Associated Press Published

Manchin at a Political Crossroads with Decision on Gubernatorial Run

Joe Manchin

Joe Manchin is once again at a career crossroads that says as much about the West Virginia politician as it does the state of American politics.

The Democrat says he’ll decide right after Labor Day whether to stick with being in the U.S. Senate, where he was just reelected for a six-year term, or make a run for West Virginia governor in 2020.

In some ways, it’s almost a risk-free political choice because Manchin can try to return to the governor’s office, the job he had before joining the Senate, without forfeiting his Senate seat or complicating his party’s drive to control Congress.

If he decides to run for governor and wins, conceivably he could even temporarily name his own successor in the Senate. But as a rare Democrat who can win a statewide race in a state that has fallen hard for President Donald Trump, Manchin’s decision will be telling.

On the one hand, the Senate may be losing its luster as Manchin, whose party is in the minority, is bumping up against the limits of Democrats’ power. Yet rather than continue trying to work with president, as he is known to do, Manchin probably would have to confront Trump, who has been an ally of incumbent Republican Gov. Jim Justice.

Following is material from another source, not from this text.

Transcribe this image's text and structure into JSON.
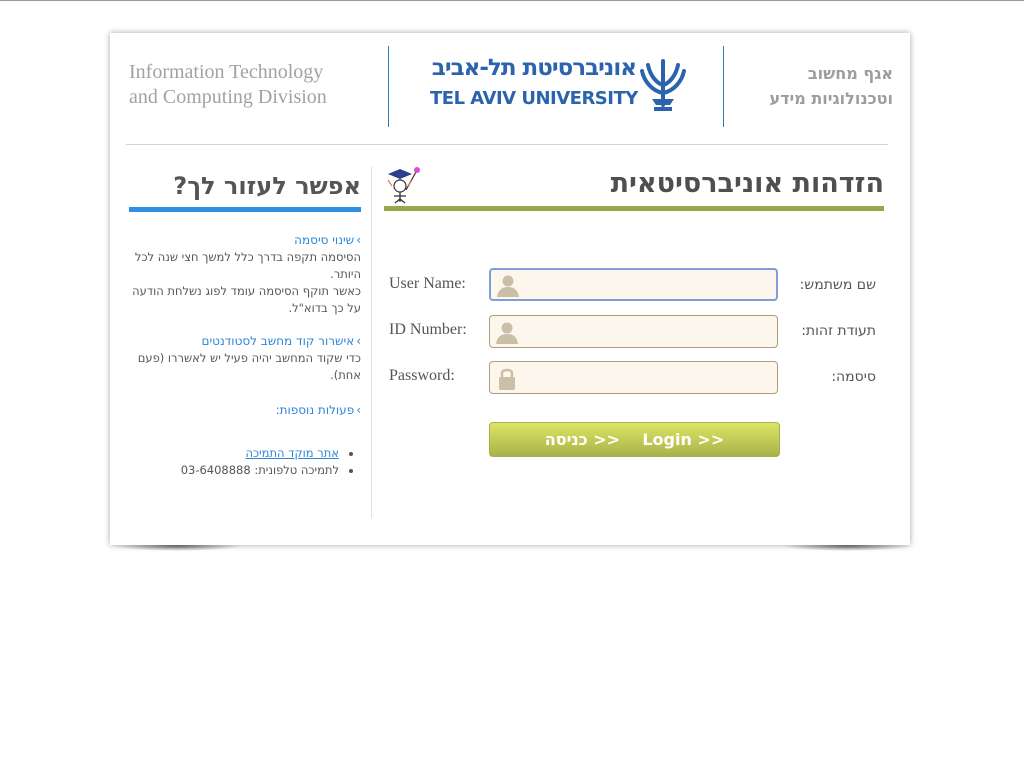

So far, Manchin appears to be keeping a quiet counsel, traveling the state this past week, but holding his thinking close. He declined a request for an interview with The Associated Press.

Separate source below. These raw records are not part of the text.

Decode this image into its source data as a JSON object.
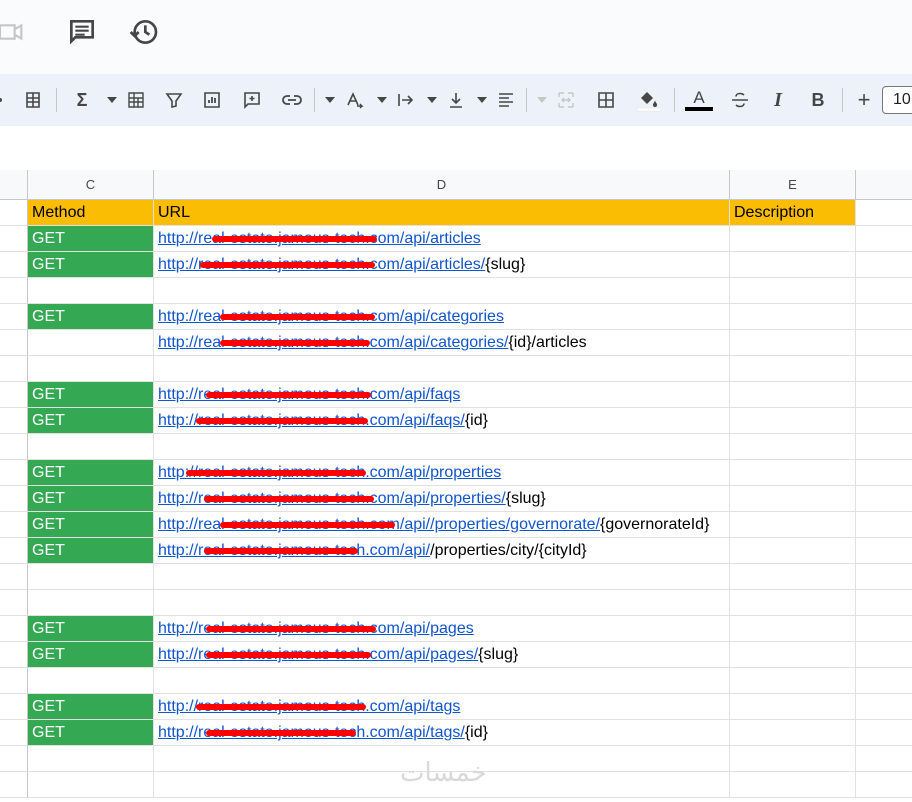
{
  "header": {
    "icons": [
      "video-icon",
      "comment-icon",
      "history-icon"
    ]
  },
  "toolbar": {
    "font_size": "10",
    "text_color": "#000000",
    "icons": [
      "insert-row-icon",
      "sum-icon",
      "pivot-table-icon",
      "filter-icon",
      "chart-icon",
      "comment-add-icon",
      "link-icon",
      "text-rotate-icon",
      "text-wrap-icon",
      "valign-icon",
      "align-icon",
      "merge-icon",
      "borders-icon",
      "fill-color-icon",
      "text-color-icon",
      "strikethrough-icon",
      "italic-icon",
      "bold-icon",
      "plus-icon"
    ]
  },
  "columns": [
    {
      "label": "C"
    },
    {
      "label": "D"
    },
    {
      "label": "E"
    }
  ],
  "sheet": {
    "header": {
      "method": "Method",
      "url": "URL",
      "description": "Description"
    },
    "rows": [
      {
        "method": "GET",
        "url": "http://real-estate.jamous-tech.com/api/articles",
        "suffix": ""
      },
      {
        "method": "GET",
        "url": "http://real-estate.jamous-tech.com/api/articles/",
        "suffix": "{slug}"
      },
      {
        "method": "",
        "url": "",
        "suffix": ""
      },
      {
        "method": "GET",
        "url": "http://real-estate.jamous-tech.com/api/categories",
        "suffix": ""
      },
      {
        "method": "",
        "url": "http://real-estate.jamous-tech.com/api/categories/",
        "suffix": "{id}/articles"
      },
      {
        "method": "",
        "url": "",
        "suffix": ""
      },
      {
        "method": "GET",
        "url": "http://real-estate.jamous-tech.com/api/faqs",
        "suffix": ""
      },
      {
        "method": "GET",
        "url": "http://real-estate.jamous-tech.com/api/faqs/",
        "suffix": "{id}"
      },
      {
        "method": "",
        "url": "",
        "suffix": ""
      },
      {
        "method": "GET",
        "url": "http://real-estate.jamous-tech.com/api/properties",
        "suffix": ""
      },
      {
        "method": "GET",
        "url": "http://real-estate.jamous-tech.com/api/properties/",
        "suffix": "{slug}"
      },
      {
        "method": "GET",
        "url": "http://real-estate.jamous-tech.com/api//properties/governorate/",
        "suffix": "{governorateId}"
      },
      {
        "method": "GET",
        "url": "http://real-estate.jamous-tech.com/api/",
        "suffix": "/properties/city/{cityId}"
      },
      {
        "method": "",
        "url": "",
        "suffix": ""
      },
      {
        "method": "",
        "url": "",
        "suffix": ""
      },
      {
        "method": "GET",
        "url": "http://real-estate.jamous-tech.com/api/pages",
        "suffix": ""
      },
      {
        "method": "GET",
        "url": "http://real-estate.jamous-tech.com/api/pages/",
        "suffix": "{slug}"
      },
      {
        "method": "",
        "url": "",
        "suffix": ""
      },
      {
        "method": "GET",
        "url": "http://real-estate.jamous-tech.com/api/tags",
        "suffix": ""
      },
      {
        "method": "GET",
        "url": "http://real-estate.jamous-tech.com/api/tags/",
        "suffix": "{id}"
      },
      {
        "method": "",
        "url": "",
        "suffix": ""
      },
      {
        "method": "",
        "url": "",
        "suffix": ""
      }
    ]
  },
  "watermark": "خمسات",
  "colors": {
    "header_fill": "#fbbc04",
    "get_fill": "#34a853",
    "link": "#1155cc",
    "redaction": "#ff0000"
  }
}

“I’ve had a lot of inquiries they want me to come back home,” Manchin told CBS’ “Face the Nation” in an interview Aug. 18. “I have people think that maybe I should stay.”

Manchin has offered few clues even to his own party.

Over a dozen state senators questioned Manchin at a closed-door meeting this spring, warning that his indecisiveness is hamstringing other Democratic hopefuls while giving Trump and the national Republicans ample time to assemble behind Justice, according to Sen. Roman Prezioso, the Democratic leader of the GOP-majority state Senate.

Manchin kept mum, telling the lawmakers he needed time to talk to his family before making up his mind.

“They were pressing him hard,” Prezioso said. “It was like a family get-together at Christmas – arguing, wanting to choke each other and then we were all friends at the end.”

Justice, a billionaire whose businesses have been trailed by lawsuits alleging unpaid bills , has bet on the state’s love of Trump to carry him through damaging news stories and into a second term.

In April, he hired current and former Trump staffers to lead his 2020 campaign after a federal subpoena was sent to his administration and state Republican committees approved “no confidence” resolutions in him. During a spat with Senate Republicans over an education bill this summer, Justice proclaimed he and Trump are “bound at the hip” as a top GOP lawmaker called him an “embarrassment” and demanded his resignation.

“The president is really popular in West Virginia and the governor’s ability to ride those coattails could take a lot off the problems he’s having,” said Marybeth Beller, a political scientist who teaches at Marshall University in West Virginia.

The results of Manchin’s last election, in which he ran against a Trump-backed opponent for his Senate seat, could also inform his political calculations. He narrowly won reelection by just over 3% after the president held rallies in West Virginia for his opponent, a stark contrast to the 24% walloping he put on his challenger in 2012.

There’s also payback to consider.

Manchin was governor from 2005 to 2010, until he left to run for the Senate, but he very publicly considered returning home to run again for governor again in the 2016 race. Instead, Manchin endorsed Justice, who ran for governor as a Democrat in 2016. Manchin threw his weight behind the businessman to help Justice win support from fellow Democrats and eventually edge out a crowded field of competitors. But less than a year later, in front of a roaring Trump rally crowd, Justice announced he was switching parties because Democrats had “walked away” from him.

“Of course Joe’s going to feel betrayed by that,” said Prezioso.

Steady jabs back-and-forth have ensued between Justice and Manchin, even as the senator remains a question mark over the governor’s race.

In a March news release about then-special counsel Robert Mueller, Justice made room to call Manchin “one of those loud Washington liberals” who hasn’t embraced Trump. Zeroing in on a more local issue, Justice laid blame on Manchin for the state’s neglected road system.

Manchin returned fire, saying “knowing Jim Justice’s character, it’s not a surprise for him to make a comment like this. He blames others for the work he hasn’t done.”

And when state officials were celebrating a $37 million settlement with the opioid distributor McKesson in May, Manchin was quick to criticize the dollar figure. In a stinging statement, he said Justice didn’t “care enough to fight for the money that West Virginia deserves.”

Given their history, a 2020 race between the former friends and current foes could roil the state’s political landscape, and get downright dirty in the process.

“We’re looking at it and I want to do what I can to help my state of West Virginia,” Manchin told CBS. “It’s always been about West Virginia for me.”